А костюм и вправду хорош. Я такой в последний раз на себя надевал лет семь назад, когда праздновали юбилей отца. Нам с ним их тогда на заказ шили в Англии, в Лондоне. Как же это ателье на Олд Бирлингтон называлось? Нет, не помню уже. Мама данным вопросом занималась, потому и не помню.
— Ну вот. — Стелла поправила булавку на галстуке, взяла меня под руку и подвела к зеркалу, встроенному в шкаф. — Теперь мы рядом смотримся. И хорошо смотримся. Я довольна. И вот еще что, милый — где тот перстень? Ну что принадлежал Валуа? Думаю, он прекрасно дополнит общую картину. Марина Леонидовна женщина утонченная и, как мне думается, отлично разбирающаяся в подобных вещичках. Полагаю, ей будет приятно увидеть, что у сына дела идут…
— Молодец. — Я хлопнул взвизгнувшую от неожиданности ведьму по заднице. — Чуть не забыл!

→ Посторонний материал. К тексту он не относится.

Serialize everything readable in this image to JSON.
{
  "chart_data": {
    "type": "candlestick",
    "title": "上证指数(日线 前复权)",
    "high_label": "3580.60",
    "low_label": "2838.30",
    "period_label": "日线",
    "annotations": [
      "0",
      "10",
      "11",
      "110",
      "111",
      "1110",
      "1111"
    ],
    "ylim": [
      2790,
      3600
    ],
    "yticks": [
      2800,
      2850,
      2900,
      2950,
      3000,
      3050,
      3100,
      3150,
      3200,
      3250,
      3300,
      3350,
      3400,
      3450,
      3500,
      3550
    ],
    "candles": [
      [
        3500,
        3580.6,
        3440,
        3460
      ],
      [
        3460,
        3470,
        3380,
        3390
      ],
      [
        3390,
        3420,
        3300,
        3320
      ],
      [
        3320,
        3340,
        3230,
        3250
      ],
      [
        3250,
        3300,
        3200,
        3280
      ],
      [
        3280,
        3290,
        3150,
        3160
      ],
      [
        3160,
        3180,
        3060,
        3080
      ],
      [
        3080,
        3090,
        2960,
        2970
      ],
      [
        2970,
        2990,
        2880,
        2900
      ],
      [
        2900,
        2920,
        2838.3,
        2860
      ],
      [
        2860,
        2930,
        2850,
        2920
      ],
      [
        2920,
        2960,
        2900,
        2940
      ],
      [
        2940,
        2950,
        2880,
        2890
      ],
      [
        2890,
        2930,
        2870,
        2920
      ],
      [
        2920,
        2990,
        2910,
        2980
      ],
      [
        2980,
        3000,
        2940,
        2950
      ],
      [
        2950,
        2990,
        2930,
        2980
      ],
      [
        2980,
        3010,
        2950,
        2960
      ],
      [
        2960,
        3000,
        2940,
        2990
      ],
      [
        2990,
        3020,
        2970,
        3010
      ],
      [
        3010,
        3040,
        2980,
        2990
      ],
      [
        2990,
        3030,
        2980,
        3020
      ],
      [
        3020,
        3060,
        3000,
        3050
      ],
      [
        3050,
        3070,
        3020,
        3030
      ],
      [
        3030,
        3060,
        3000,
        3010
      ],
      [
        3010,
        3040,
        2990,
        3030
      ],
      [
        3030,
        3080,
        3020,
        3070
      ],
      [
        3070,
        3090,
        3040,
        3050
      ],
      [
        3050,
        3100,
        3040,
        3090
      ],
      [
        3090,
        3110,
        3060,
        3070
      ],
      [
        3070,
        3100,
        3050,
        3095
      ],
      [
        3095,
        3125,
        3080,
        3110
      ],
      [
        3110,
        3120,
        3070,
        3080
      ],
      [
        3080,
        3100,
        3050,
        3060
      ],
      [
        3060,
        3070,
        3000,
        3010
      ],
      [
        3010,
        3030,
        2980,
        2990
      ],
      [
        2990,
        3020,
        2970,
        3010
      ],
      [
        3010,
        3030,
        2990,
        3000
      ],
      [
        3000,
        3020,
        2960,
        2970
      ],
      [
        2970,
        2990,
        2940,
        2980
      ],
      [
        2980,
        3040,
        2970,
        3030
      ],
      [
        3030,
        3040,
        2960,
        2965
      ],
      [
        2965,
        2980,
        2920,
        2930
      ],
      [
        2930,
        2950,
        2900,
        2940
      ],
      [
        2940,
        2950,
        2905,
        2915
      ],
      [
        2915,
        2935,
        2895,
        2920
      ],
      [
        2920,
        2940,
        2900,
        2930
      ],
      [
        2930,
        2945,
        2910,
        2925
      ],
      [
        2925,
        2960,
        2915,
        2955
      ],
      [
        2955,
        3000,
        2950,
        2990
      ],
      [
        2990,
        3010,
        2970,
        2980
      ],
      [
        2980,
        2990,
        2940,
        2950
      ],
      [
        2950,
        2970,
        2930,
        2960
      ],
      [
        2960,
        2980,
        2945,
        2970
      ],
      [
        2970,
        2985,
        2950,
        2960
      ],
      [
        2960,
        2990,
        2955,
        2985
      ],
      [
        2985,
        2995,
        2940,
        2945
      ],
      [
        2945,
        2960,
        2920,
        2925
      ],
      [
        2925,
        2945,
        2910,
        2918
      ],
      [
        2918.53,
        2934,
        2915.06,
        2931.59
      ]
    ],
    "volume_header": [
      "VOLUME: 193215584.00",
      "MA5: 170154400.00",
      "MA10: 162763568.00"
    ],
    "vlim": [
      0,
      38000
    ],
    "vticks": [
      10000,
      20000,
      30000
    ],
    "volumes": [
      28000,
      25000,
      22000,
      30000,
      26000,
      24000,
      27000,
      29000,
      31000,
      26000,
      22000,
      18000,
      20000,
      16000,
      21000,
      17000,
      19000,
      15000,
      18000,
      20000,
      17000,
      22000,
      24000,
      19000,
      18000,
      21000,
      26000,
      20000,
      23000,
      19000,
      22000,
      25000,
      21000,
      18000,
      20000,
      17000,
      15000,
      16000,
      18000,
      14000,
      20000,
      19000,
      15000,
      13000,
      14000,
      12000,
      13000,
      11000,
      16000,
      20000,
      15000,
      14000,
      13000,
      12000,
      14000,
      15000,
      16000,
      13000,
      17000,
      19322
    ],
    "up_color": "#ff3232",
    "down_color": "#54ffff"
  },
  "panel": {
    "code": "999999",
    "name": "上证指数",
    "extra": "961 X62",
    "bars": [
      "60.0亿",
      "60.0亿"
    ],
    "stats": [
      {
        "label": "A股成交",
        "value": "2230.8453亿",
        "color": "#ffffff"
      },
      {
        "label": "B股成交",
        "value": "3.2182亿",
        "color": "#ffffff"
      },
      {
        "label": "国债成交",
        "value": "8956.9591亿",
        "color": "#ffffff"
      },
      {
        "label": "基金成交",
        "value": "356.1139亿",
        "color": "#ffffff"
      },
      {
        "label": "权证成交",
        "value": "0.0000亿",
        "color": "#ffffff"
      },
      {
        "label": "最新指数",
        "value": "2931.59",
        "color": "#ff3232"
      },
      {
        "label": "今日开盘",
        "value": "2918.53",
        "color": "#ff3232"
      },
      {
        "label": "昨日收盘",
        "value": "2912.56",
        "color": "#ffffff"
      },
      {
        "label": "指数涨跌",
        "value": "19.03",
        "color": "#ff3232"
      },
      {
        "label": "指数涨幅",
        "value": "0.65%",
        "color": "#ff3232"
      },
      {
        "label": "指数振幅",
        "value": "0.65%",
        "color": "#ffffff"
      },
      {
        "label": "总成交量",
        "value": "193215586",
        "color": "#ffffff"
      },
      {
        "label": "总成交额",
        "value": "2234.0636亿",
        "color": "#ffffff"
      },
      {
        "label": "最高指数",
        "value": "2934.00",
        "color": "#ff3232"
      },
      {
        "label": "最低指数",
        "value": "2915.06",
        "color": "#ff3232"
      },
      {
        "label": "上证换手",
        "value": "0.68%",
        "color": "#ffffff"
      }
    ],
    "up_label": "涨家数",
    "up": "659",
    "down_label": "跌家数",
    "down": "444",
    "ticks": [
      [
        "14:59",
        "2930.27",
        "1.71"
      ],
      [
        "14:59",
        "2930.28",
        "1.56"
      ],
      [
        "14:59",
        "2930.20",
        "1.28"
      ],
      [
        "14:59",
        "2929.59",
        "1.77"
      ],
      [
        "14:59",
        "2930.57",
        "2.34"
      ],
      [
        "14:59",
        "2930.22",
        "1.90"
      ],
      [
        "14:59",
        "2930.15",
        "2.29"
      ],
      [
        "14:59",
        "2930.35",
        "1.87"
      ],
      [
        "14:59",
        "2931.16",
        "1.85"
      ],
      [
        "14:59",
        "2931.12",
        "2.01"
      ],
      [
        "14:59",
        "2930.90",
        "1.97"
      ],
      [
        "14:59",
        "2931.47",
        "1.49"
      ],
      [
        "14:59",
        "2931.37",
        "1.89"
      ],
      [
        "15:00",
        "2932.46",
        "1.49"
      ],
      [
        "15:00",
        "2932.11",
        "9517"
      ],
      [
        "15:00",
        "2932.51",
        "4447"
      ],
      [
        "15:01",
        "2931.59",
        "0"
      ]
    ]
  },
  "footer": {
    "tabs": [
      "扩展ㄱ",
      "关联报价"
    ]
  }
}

— Дурак! — потерла мягкое место Стелла. — Что за манеры!
Я взял смартфон, нашел номер Ростогцева и нажал вызов.
— Князь, — сразу же после того, как тот снял трубку, произнес я. — Мое почтение. Приз ваш, вы можете истребовать его с меня в любое время.
— Отлично, — одобрил мои слова вурдалак. — Думаю, тянуть мы не станем. Позвоню.
После я, не глядя на недовольное лицо Стеллы, которая то и дело косилась на часы, еще и письма разослал, с уведомлением о том, что тендер по подвеске закрыт.
— Время. — Воронецкая топнула ножкой. — Валера! Мы уже опаздываем!
— Не шуми, — попросил ее я. — И вообще — в туалет сходи, чтобы потом по дороге не проситься. Знаю я вас!
Ведьма на секунду задумалась, а потом ее каблучки бойко процокали в указанном направлении. Вот тоже, кстати — почему она обувь никогда не снимает, входя в дом? Будто у меня тапок нет в прихожей!
Я посмотрел ей вслед, подумал немного, скинул пиджак и достал из шкафа наплечную кобуру, в которую уже был вложен парабеллум. Я его вчера так и не вынул оттуда, когда с кладбища вернулся.